Hadamard type variation formulas for the eigenvalues of the η-Laplacian and applications

Abstract

We consider an analytic family of Riemannian metrics on a compact smooth manifold M. We assume the Dirichlet boundary condition for the η-Laplacian and obtain Hadamard type variation formulas for analytic curves of eigenfunctions and eigenvalues. As an application, we show that for a subset of all Cr Riemannian metrics Mr on M, all eigenvalues of the η-Laplacian are generically simple, for 2≤ r< ∞. This implies the existence of a residual set of metrics in Mr, which makes the spectrum of the η-Laplacian simple.
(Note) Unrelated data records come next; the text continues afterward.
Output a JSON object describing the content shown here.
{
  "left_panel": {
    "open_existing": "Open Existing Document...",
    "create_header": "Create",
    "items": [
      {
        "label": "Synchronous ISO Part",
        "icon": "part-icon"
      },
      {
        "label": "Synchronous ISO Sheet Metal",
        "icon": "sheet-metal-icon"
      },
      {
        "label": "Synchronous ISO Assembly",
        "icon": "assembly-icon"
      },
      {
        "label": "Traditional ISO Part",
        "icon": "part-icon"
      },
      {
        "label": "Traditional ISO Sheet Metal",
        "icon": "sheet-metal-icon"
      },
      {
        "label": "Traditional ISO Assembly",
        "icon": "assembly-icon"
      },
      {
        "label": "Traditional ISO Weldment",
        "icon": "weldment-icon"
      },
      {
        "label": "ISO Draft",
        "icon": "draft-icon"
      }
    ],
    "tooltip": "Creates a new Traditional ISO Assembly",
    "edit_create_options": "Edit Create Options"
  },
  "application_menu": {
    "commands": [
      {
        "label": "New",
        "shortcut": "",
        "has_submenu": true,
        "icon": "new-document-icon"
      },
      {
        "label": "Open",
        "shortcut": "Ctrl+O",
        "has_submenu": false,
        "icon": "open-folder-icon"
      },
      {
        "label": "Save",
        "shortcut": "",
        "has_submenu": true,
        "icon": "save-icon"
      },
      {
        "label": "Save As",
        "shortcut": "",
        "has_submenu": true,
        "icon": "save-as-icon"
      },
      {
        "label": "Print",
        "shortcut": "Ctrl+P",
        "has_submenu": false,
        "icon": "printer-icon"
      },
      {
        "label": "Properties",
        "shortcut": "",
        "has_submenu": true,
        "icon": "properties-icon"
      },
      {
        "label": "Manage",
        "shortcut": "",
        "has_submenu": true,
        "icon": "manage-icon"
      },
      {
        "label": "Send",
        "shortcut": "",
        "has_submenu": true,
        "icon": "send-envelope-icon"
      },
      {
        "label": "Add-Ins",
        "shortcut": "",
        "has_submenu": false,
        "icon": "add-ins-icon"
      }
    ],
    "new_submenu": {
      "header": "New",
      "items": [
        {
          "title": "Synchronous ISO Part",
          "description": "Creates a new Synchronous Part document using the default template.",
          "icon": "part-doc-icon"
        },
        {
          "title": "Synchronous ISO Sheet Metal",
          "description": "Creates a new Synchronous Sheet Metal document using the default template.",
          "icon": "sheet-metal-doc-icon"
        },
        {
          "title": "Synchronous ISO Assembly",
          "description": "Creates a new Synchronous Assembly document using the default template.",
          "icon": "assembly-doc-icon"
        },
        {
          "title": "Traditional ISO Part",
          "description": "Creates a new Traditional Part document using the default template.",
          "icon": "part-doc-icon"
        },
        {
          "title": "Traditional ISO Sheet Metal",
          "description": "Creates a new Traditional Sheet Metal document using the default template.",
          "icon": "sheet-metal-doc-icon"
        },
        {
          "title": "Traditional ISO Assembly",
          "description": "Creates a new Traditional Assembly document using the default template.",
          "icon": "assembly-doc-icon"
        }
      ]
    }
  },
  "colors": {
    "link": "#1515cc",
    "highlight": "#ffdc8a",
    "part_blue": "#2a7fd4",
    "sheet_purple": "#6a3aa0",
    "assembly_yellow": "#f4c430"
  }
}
Likewise, we show that there exists a residual set of drifting functions η in the space Fr of all Cr functions on M, which makes again the spectrum of the η-Laplacian simple, for 2≤ r< ∞. Besides, we give a precise information about the complementary of these residual sets, as well as about the structure of the set of deformations of a Riemannian metric (respectively of the set of deformations of a drifting function) which preserves double eigenvalues. Moreover, we consider a family of perturbations of a domain in a Riemannian manifold and obtain Hadamard type formulas for the eigenvalues of the η-Laplacian in this case. We also establish generic properties of eigenvalues in this context.